Nous sommes très heureux d’avoir l’occasion de vous envoyer l’histoire d’une héroïne méconnue de l’œuvre de traduction en Afrique du Sud. Son nom : Sœur Elaine Erasmus.
Récemment, nous avons pris le temps de discuter avec elle pour en savoir plus sur ses débuts, et comprendre comment elle en est arrivée à faire partie de l’œuvre de traduction en Afrique du Sud.
Dès 1989, Frère Theo Erasmus (son défunt mari) lui avait trouvé un travail de dactylographe pour Frère Allison Mbatha (zoulou), le premier traducteur en Afrique du Sud. Au cours des années qui ont suivi, d’autres langues ont été ajoutées à son travail de dactylographe! Certaines des premières traductions qu’elle a dactylographiées pour VGR ont été rejetées parce qu’elles comportaient des erreurs de traduction, qui ont été remarquées par notre service de révision des manuscrits.
Elle était curieuse et voulait savoir comment ils avaient réussi à trouver les erreurs, alors que les réviseurs n’avaient aucune compréhension des langues dans lesquelles les manuscrits étaient écrits.
On lui a donc expliqué tout le processus de révision des manuscrits, que chaque phrase traduite était comparée à la phrase originale en anglais. C’est ainsi que les phrases, la ponctuation ou les noms manquants étaient faciles à identifier.
Armée de ces nouvelles connaissances, elle a pris la responsabilité de réviser chaque manuscrit (après en avoir fait la dactylographie), puis de demander aux traducteurs respectifs de les corriger avant de les envoyer à VGR.
Comme le nombre de langues qu’elle dactylographiait augmentait, et que le nombre de traductions dans chacune de ces langues augmentait aussi, sa charge de travail augmentait de plus en plus!
Heureusement, le Seigneur a pourvu d’un moyen pour alléger le fardeau. VGR a envoyé des ordinateurs pour chaque traducteur, ce qui leur a permis de s’occuper de taper leurs propres textes.
Quelque temps après le décès de son mari, en 1998, Frère Joseph lui a écrit une lettre pour lui demander si elle accepterait de travailler comme réviseuse de traductions pour VGR. En parlant de cette lettre, elle fait cette remarque : “Le Seigneur doit avoir mis au cœur de Frère Joseph de me demander cela.” Elle m’a ensuite expliqué combien ce travail est important pour elle, que c’est une raison de vivre. À ce moment, nous nous efforcions tous les deux de retenir nos larmes.

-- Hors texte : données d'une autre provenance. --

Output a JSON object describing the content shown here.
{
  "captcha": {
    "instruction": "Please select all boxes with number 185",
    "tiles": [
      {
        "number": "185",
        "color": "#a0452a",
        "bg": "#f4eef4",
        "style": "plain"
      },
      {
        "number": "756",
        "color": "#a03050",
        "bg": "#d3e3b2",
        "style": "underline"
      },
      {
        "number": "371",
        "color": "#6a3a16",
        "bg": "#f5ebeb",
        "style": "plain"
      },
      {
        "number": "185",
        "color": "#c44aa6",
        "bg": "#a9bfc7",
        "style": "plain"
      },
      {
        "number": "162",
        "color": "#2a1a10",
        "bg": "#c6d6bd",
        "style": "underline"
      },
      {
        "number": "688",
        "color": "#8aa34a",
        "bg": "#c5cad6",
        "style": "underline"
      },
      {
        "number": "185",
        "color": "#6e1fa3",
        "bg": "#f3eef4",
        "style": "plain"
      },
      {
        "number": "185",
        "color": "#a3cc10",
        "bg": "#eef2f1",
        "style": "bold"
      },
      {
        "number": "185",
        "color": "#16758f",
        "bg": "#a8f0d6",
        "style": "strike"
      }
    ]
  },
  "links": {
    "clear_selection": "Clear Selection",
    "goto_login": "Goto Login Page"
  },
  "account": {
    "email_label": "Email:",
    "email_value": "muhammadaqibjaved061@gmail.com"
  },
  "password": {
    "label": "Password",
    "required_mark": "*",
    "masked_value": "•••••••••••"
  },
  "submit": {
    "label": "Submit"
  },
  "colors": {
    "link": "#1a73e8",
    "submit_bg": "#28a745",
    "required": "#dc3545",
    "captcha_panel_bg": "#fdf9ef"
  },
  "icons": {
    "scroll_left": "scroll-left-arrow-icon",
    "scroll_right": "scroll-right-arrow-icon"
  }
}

Je lui ai exprimé ma reconnaissance pour le travail méticuleux qu’elle accomplit comme réviseuse de manuscrits. Je lui ai ensuite rappelé les innombrables âmes qui ont été touchées grâce à son dévouement et à sa persévérance. Nous ne voyons peut-être pas la portée de son travail maintenant, mais un jour, dans l’au-delà, nous en reparlerons!
En 2015, elle a vérifié 133 manuscrits de 13 langues différentes. L’ampleur de sa contribution ne peut être exagérée, car son travail nous assure que chaque manuscrit traduit est prêt à être envoyé à VGR (une étape de moins avant d’en arriver à l’impression), et elle épargne des heures de travail aux employés de VGR à Jeffersonville.
La Lumière du Message lui est apparue en 1965! Cinquante ans plus tard, le Message est toujours sa raison de vivre, et il brûle encore dans son cœur!
Elle est reconnaissante d’avoir eu l’occasion de travailler avec la Parole de Dieu, telle que prononcée par le prophète de Malachie 4. Il semble approprié de mettre en ligne cet article en cette année du Jubilé (exactement 50 ans après le jour où elle a cru le Message pour la première fois).